In a review from Pitchfork, Kristen Yoonsoo Kim discusses the straight-washing in the film. Though Mercury never publicly talked about his sexuality, he had a longtime lover, Jim Hutton. The majority of the film, though, focuses on his relationship with Mary Austin.
“The film also manages to rob Mercury of nearly all his queer pleasures,” Kim writes in the review. “For those worried about the straight-washing of the singer or the erasure of his battle with AIDS, Bohemian Rhapsody does explicitly label him gay and diagnoses his cause of death. It’s just the portrayal of his gayness that’s troubling.”
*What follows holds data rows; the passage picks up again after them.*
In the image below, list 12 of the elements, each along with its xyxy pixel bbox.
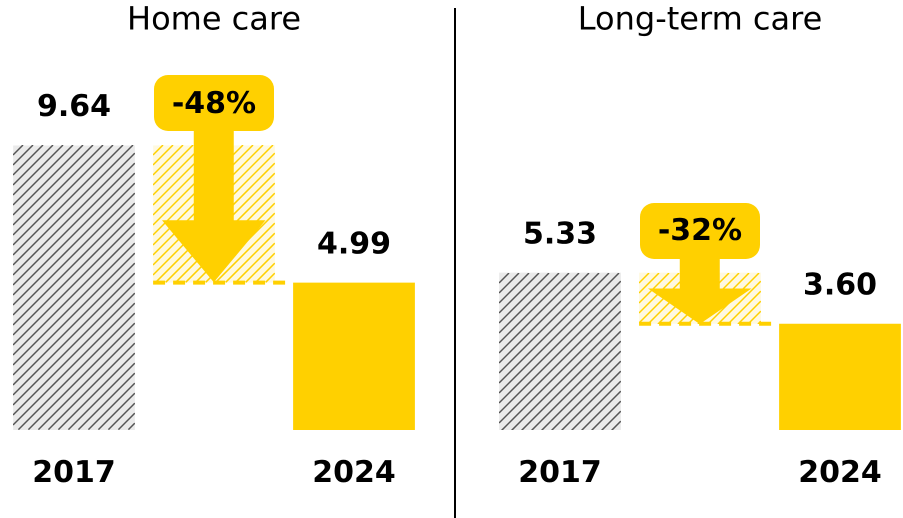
x-tick-label: 2024 <box>312 454 396 490</box>
text: -32% <box>640 202 760 259</box>
chart-title: Home care <box>126 0 302 38</box>
x-tick-label: 2024 <box>798 454 882 490</box>
data-label: 3.60 <box>802 268 878 303</box>
data-label: 9.64 <box>36 89 112 124</box>
data-label: 4.99 <box>316 226 392 262</box>
data-label: 5.33 <box>522 216 598 252</box>
text: -48% <box>154 75 274 132</box>
x-tick-label: 2017 <box>518 454 602 490</box>
chart-title: Long-term care <box>578 0 822 38</box>
x-tick-label: 2017 <box>32 454 116 490</box>
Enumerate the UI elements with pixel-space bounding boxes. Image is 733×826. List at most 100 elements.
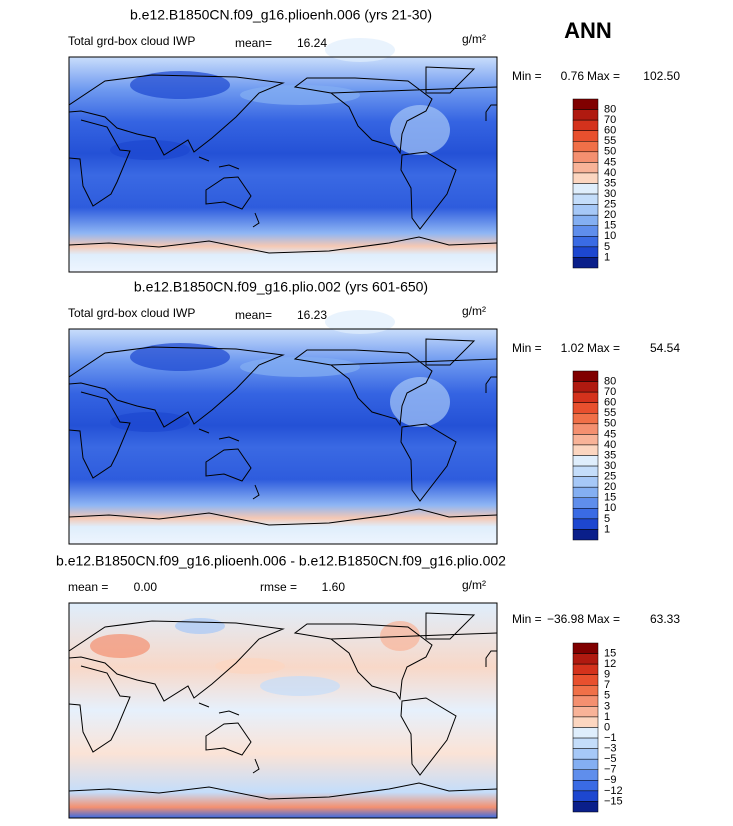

When it comes down to it, the person who gets to tell other people’s stories are the ones with the most money, said Akil Houston, an associate professor of cultural and media studies at OU.
“That’s why it’s such a challenge for independent filmmakers to be able to not just make a movie, but be able to tell it with a vision in mind because it’s easier for the other filmmaker to get money and get that film shown,” Houston said. “If you wanted a film chock-full of stereotypes, whatever those might be, … there's an audience for it. If you’re wanting to push and change, it’s probably going to be a lot more challenging.”
Biopics can also rewrite history in a way. We live in an era where people consume information quickly, Houston said. With Freddie Mercury, Houston said there are many layers to his history and personality that there is no way a film can capture all of it. A book based on original source material can provide those nuances. But instead of reading a book about Freddie Mercury, people turn to Bohemian Rhapsody to get a two-hour history lesson.
“Depending on who gets to tell that story, it can have huge political ripples,” Houston said. “Whoever is telling the story has a great deal to say about the future of how we think about it.”